Event logs · DDD · RDBMS

Event logs, logical vs physical

I’m often loathe to blog about things I have read in a book, for fear of plagiarising, and not adding to the discourse, but something that I have read really needs to be shared more and more.

The reason I am so excited is because this answers a difficult question, how to deal with undo.

When an event log is created (in a database), a decision is normally made, are the events that are being appended to the log this the action that is being taken (this is the logical event log) or the state after the action.

A bank statement is an example of an event log that holds both state (the balance) and logic (what occurred to change the state)

However, the cost of storing the state can be quite a bit, as there might be a lot of data in each state, and, further, some of it may never be used again.

The cost of storing only the actions that change the state is the ability to “undo” is expensive in time and CPU effort. How? An action can only be performed on a state, the reciprocal action (the undo) may not be simple to calculate. For example, “Delete this data block” requires knowledge of the previous state (what was deleted) in order to rebuild that data block.

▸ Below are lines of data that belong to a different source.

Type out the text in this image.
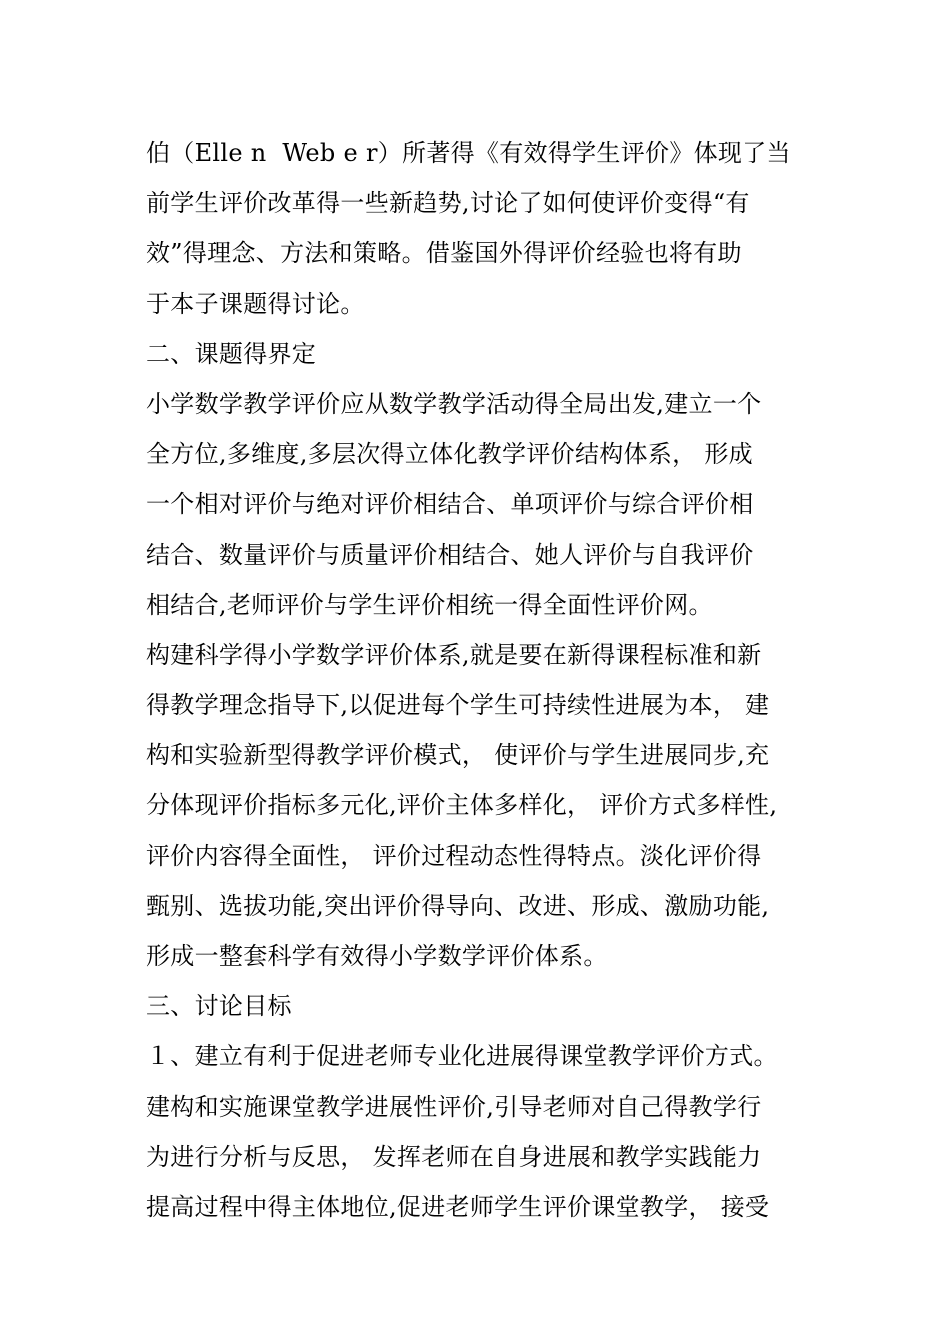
伯（Elle n  Web e r）所著得《有效得学生评价》体现了当
前学生评价改革得一些新趋势,讨论了如何使评价变得“有
效”得理念、方法和策略。借鉴国外得评价经验也将有助
于本子课题得讨论。
二、课题得界定
小学数学教学评价应从数学教学活动得全局出发,建立一个
全方位,多维度,多层次得立体化教学评价结构体系， 形成
一个相对评价与绝对评价相结合、单项评价与综合评价相
结合、数量评价与质量评价相结合、她人评价与自我评价
相结合,老师评价与学生评价相统一得全面性评价网。
构建科学得小学数学评价体系,就是要在新得课程标准和新
得教学理念指导下,以促进每个学生可持续性进展为本， 建
构和实验新型得教学评价模式， 使评价与学生进展同步,充
分体现评价指标多元化,评价主体多样化， 评价方式多样性,
评价内容得全面性， 评价过程动态性得特点。淡化评价得
甄别、选拔功能,突出评价得导向、改进、形成、激励功能,
形成一整套科学有效得小学数学评价体系。
三、讨论目标
１、建立有利于促进老师专业化进展得课堂教学评价方式。
建构和实施课堂教学进展性评价,引导老师对自己得教学行
为进行分析与反思， 发挥老师在自身进展和教学实践能力
提高过程中得主体地位,促进老师学生评价课堂教学， 接受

The only way to “undo” using the logical log is often achieved using the following steps.

  • Snapshots of the state are taken every n events
  • When an “undo” is requested, load the state at that snapshot
  • Then replay the events on that snapshot from the time of snapshot to the step before the current one.

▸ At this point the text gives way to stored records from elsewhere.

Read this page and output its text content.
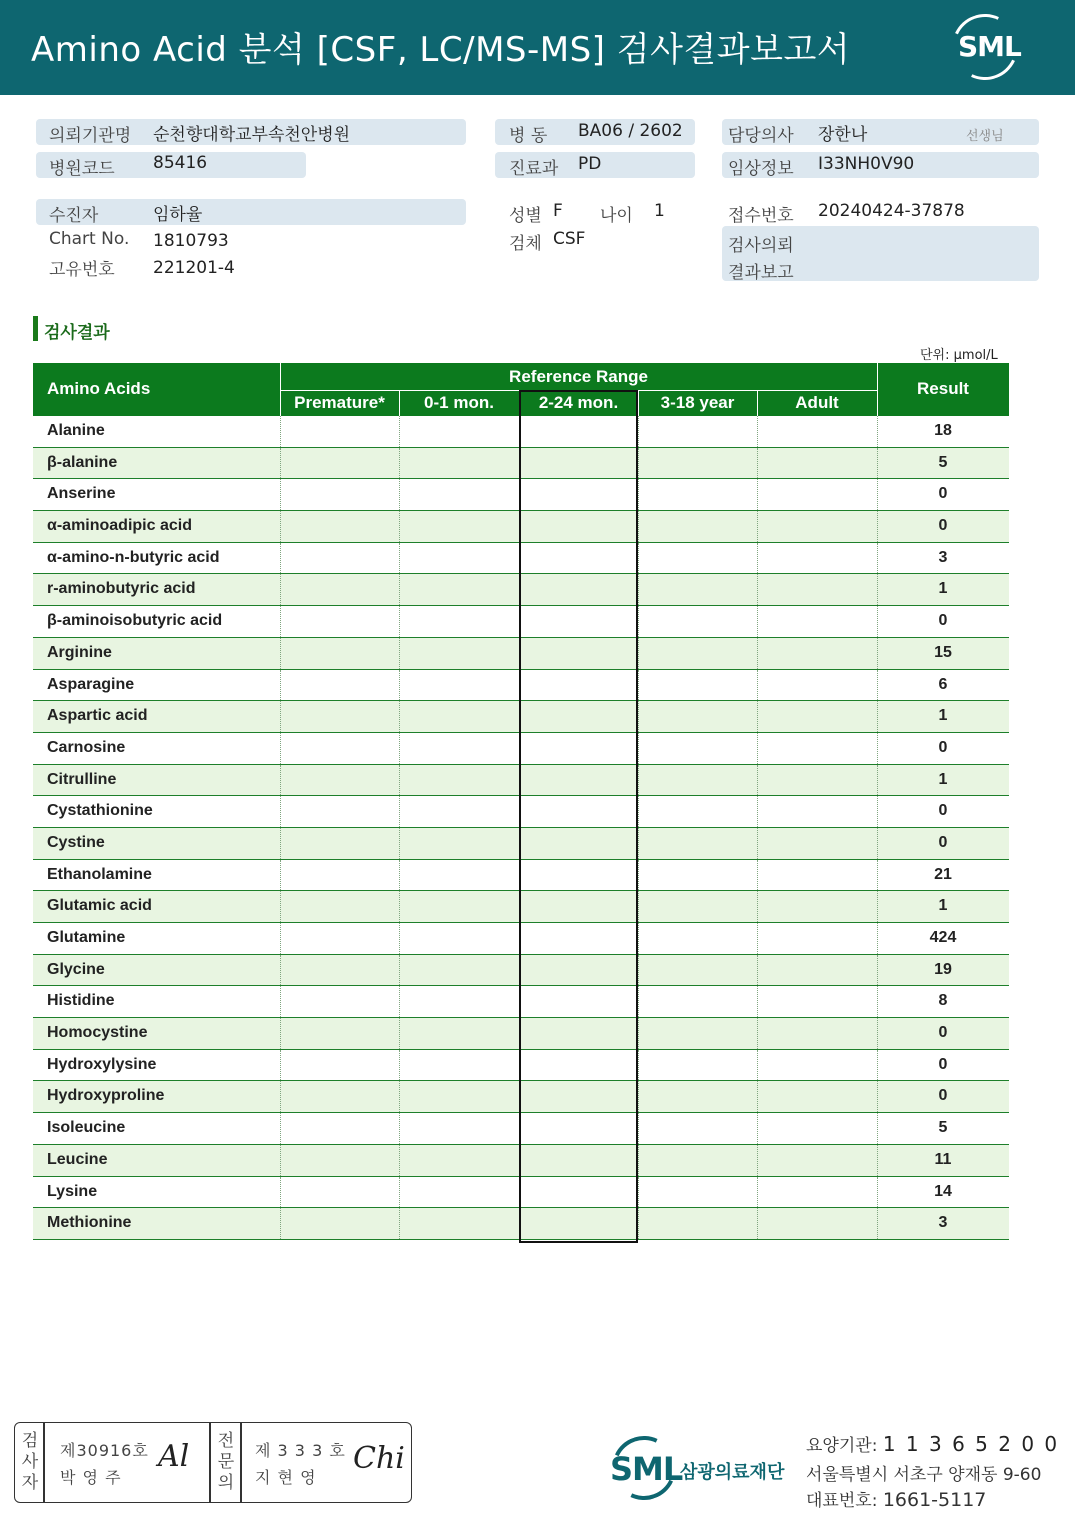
Amino Acid 분석 [CSF, LC/MS-MS] 검사결과보고서	SML
의뢰기관명 순천향대학교부속천안병원
병원코드 85416
병 동 BA06 / 2602
진료과 PD
담당의사 장한나	선생님
임상정보 I33NH0V90
수진자	임하율
Chart No. 1810793
고유번호 221201-4
성별 F 나이 1
검체 CSF
접수번호 20240424-37878
검사의뢰
결과보고
검사결과
단위: μmol/L
Amino Acids
Reference Range
Premature*	0-1 mon.	2-24 mon.	3-18 year	Adult
Result
Alanine	18
β-alanine	5
Anserine	0
α-aminoadipic acid	0
α-amino-n-butyric acid	3
r-aminobutyric acid	1
β-aminoisobutyric acid	0
Arginine	15
Asparagine	6
Aspartic acid	1
Carnosine	0
Citrulline	1
Cystathionine	0
Cystine	0
Ethanolamine	21
Glutamic acid	1
Glutamine	424
Glycine	19
Histidine	8
Homocystine	0
Hydroxylysine	0
Hydroxyproline	0
Isoleucine	5
Leucine	11
Lysine	14
Methionine	3
검
사
자
제30916호
박 영 주
Al 전
문
의
제 3 3 3 호
지 현 영
Chi	SML
삼광의료재단
요양기관: 1 1 3 6 5 2 0 0
서울특별시 서초구 양재동 9-60
대표번호: 1661-5117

Wash, rinse, repeat for each “undo”.

A far simpler algorithm exists for undoing a physical log, change the viewer from now to the previous state.

A database has a long lived projection but the WAL (which is the event log) is temporal, effectively the length of time between snapshots, meaning the state of the system before a previous snapshot is unreachable.

In an event driven system, though, the aggregates are normally only a few events long, and the history of the state may be required for several years, meaning that the states need to be persisted for a great deal of time.

Understanding this balance, like everything in engineering, allows developers to make informed decisions on what approach (or hybrid approach) to take.